Ex-President Mohamed Nasheed's Maldivian Democratic Party was ahead of its nearest rival after the first round. Mr Nasheed was the country's first democratically elected President in 2008. He defeated the then President Maumoon Gayoom, whose 30-year autocratic rule was once the longest in Asia. Mr Gayoom's brother, Yameen, was placed second and was to go head-to-head with Mr Nasheed in the run-off on September 28. A run-off was necessitated because none of the parties were able to secure 50 per cent of the vote in first round to avoid a run-off.
Mr Ibrahim approached the Supreme Court alleging electoral irregularities. He said in his petition that people who had died were on the electoral rolls; he also said there were rampant underage and multiple voting in the first round. The Supreme Court is yet to decide on the petition, which is asking for an annulment of the first round and fresh elections.
Mr Gayoom too has said that the first round results should be scrapped.
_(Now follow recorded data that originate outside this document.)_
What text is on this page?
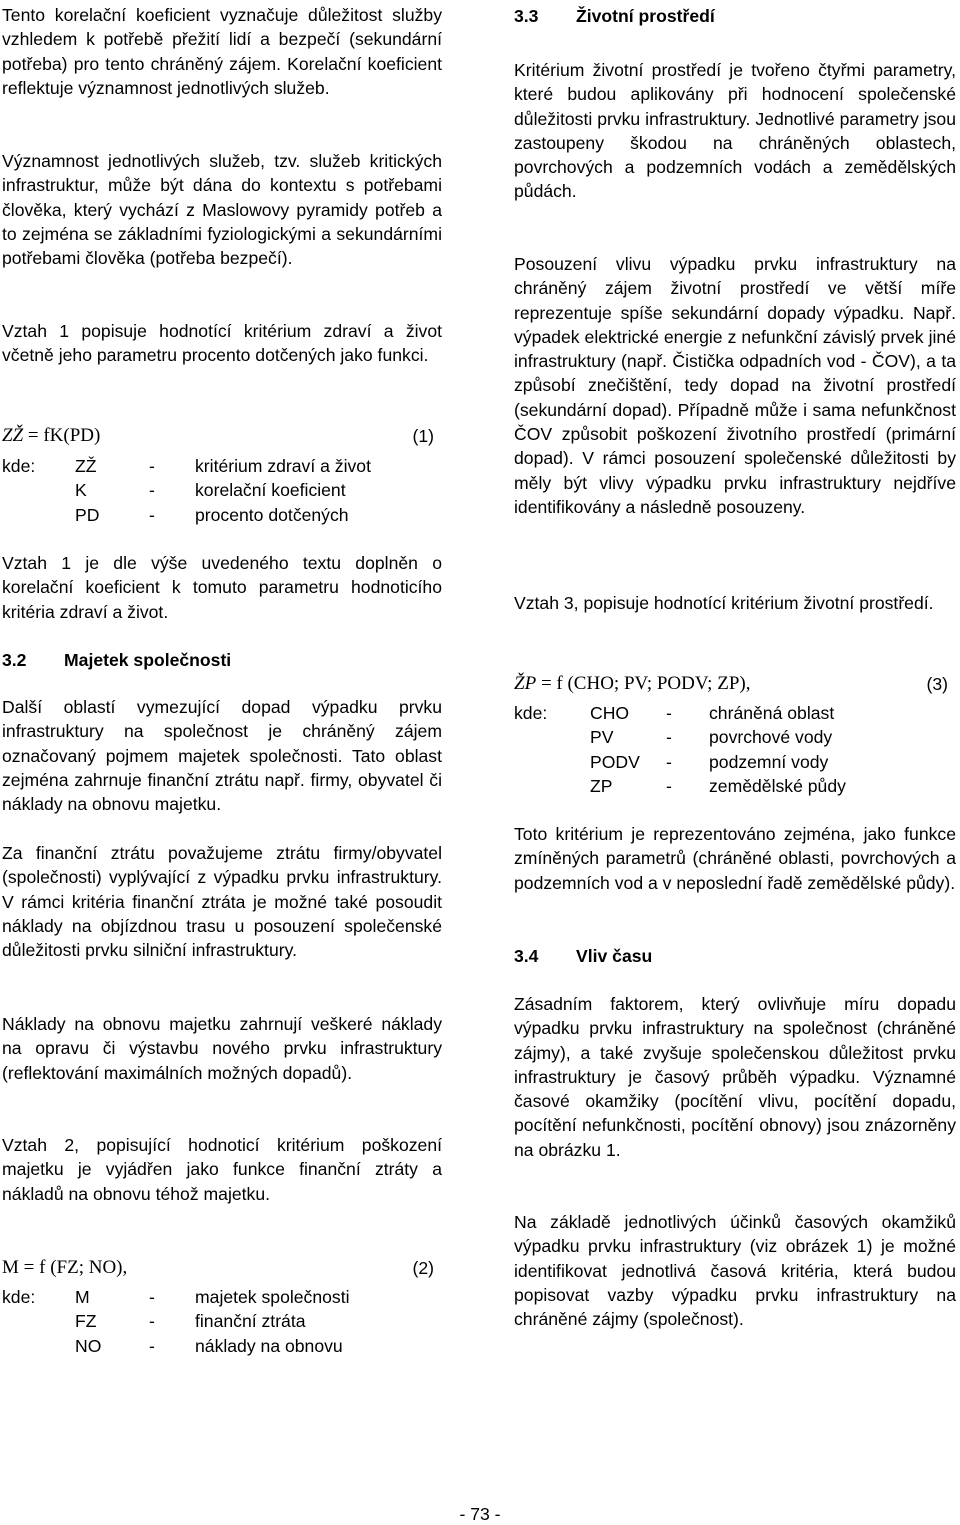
Tento korelační koeficient vyznačuje důležitost služby vzhledem k potřebě přežití lidí a bezpečí (sekundární potřeba) pro tento chráněný zájem. Korelační koeficient reflektuje významnost jednotlivých služeb.

Významnost jednotlivých služeb, tzv. služeb kritických infrastruktur, může být dána do kontextu s potřebami člověka, který vychází z Maslowovy pyramidy potřeb a to zejména se základními fyziologickými a sekundárními potřebami člověka (potřeba bezpečí).

Vztah 1 popisuje hodnotící kritérium zdraví a život včetně jeho parametru procento dotčených jako funkci.

ZŽ = fK(PD)	(1)
kde: ZŽ	- kritérium zdraví a život
K	- korelační koeficient
PD	- procento dotčených

Vztah 1 je dle výše uvedeného textu doplněn o korelační koeficient k tomuto parametru hodnoticího kritéria zdraví a život.

3.2 Majetek společnosti

Další oblastí vymezující dopad výpadku prvku infrastruktury na společnost je chráněný zájem označovaný pojmem majetek společnosti. Tato oblast zejména zahrnuje finanční ztrátu např. firmy, obyvatel či náklady na obnovu majetku.

Za finanční ztrátu považujeme ztrátu firmy/obyvatel (společnosti) vyplývající z výpadku prvku infrastruktury. V rámci kritéria finanční ztráta je možné také posoudit náklady na objízdnou trasu u posouzení společenské důležitosti prvku silniční infrastruktury.

Náklady na obnovu majetku zahrnují veškeré náklady na opravu či výstavbu nového prvku infrastruktury (reflektování maximálních možných dopadů).

Vztah 2, popisující hodnoticí kritérium poškození majetku je vyjádřen jako funkce finanční ztráty a nákladů na obnovu téhož majetku.

M = f (FZ; NO),	(2)
kde: M	- majetek společnosti
FZ	- finanční ztráta
NO	- náklady na obnovu
3.3 Životní prostředí

Kritérium životní prostředí je tvořeno čtyřmi parametry, které budou aplikovány při hodnocení společenské důležitosti prvku infrastruktury. Jednotlivé parametry jsou zastoupeny škodou na chráněných oblastech, povrchových a podzemních vodách a zemědělských půdách.

Posouzení vlivu výpadku prvku infrastruktury na chráněný zájem životní prostředí ve větší míře reprezentuje spíše sekundární dopady výpadku. Např. výpadek elektrické energie z nefunkční závislý prvek jiné infrastruktury (např. Čistička odpadních vod - ČOV), a ta způsobí znečištění, tedy dopad na životní prostředí (sekundární dopad). Případně může i sama nefunkčnost ČOV způsobit poškození životního prostředí (primární dopad). V rámci posouzení společenské důležitosti by měly být vlivy výpadku prvku infrastruktury nejdříve identifikovány a následně posouzeny.

Vztah 3, popisuje hodnotící kritérium životní prostředí.

ŽP = f (CHO; PV; PODV; ZP),	(3)
kde: CHO - chráněná oblast
PV	- povrchové vody
PODV - podzemní vody
ZP	- zemědělské půdy

Toto kritérium je reprezentováno zejména, jako funkce zmíněných parametrů (chráněné oblasti, povrchových a podzemních vod a v neposlední řadě zemědělské půdy).

3.4 Vliv času

Zásadním faktorem, který ovlivňuje míru dopadu výpadku prvku infrastruktury na společnost (chráněné zájmy), a také zvyšuje společenskou důležitost prvku infrastruktury je časový průběh výpadku. Významné časové okamžiky (pocítění vlivu, pocítění dopadu, pocítění nefunkčnosti, pocítění obnovy) jsou znázorněny na obrázku 1.

Na základě jednotlivých účinků časových okamžiků výpadku prvku infrastruktury (viz obrázek 1) je možné identifikovat jednotlivá časová kritéria, která budou popisovat vazby výpadku prvku infrastruktury na chráněné zájmy (společnost).

- 73 -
If that happens, many experts feel, it could lead to a constitutional crisis. Starting the process from square one could mean the new President would not be sworn in by November 11, a date that is seen by many as a constitutional cut-off.
The Maldives elections are keenly watched by many countries like the US, UK, Australia and India. 'I don't want to comment on the contents of the judgement but certainly on the implications of the interference with an election. There is a window of time available because they have a November date by which a President has to be installed and I would urge all countries who care for democracy and have a special cause of Maldives at heart, I would urge them all to use their good offices to ensure that democracy is preserved," said Mr Khurshid.
Over 2,000 Maldivian and international observers were present for the first round. Among them were former Indian Chief Election Commissioners J M Lyngdoh, B B Tandon and N Gopalaswami, who all gave the polls a resounding thumbs-up.
Mr Nasheed's party has slammed the Supreme Court for postponing the elections. "In complete defiance of the Constitution, this act by a discredited court is a betrayal of democracy and the will of the Maldivian people. This ruling is a cynical attempt by President Nasheed's political opponents to delay an election they feared they were likely to lose," MDP's international affairs spokesperson Hamid Abdul Ghafoor said.
Mr Nasheed's fall from power last year came after he ordered the military to arrest a senior judge whom he accused of bias. Mr Nasheed said he was forced from power in a "coup at virtual gunpoint" and his then Vice President Mr Waheed took over.
Indian company GMR, which had the largest foreign direct investment in the country, was unceremoniously shunted out. Mr Nasheed has promised to look at reversing that decision, if he returns to power. Since then, he has been arrested and faced court cases that could have barred him from contesting. He even took refuge in the Indian mission in the capital Male' for over 10 days - till he was certain he could run.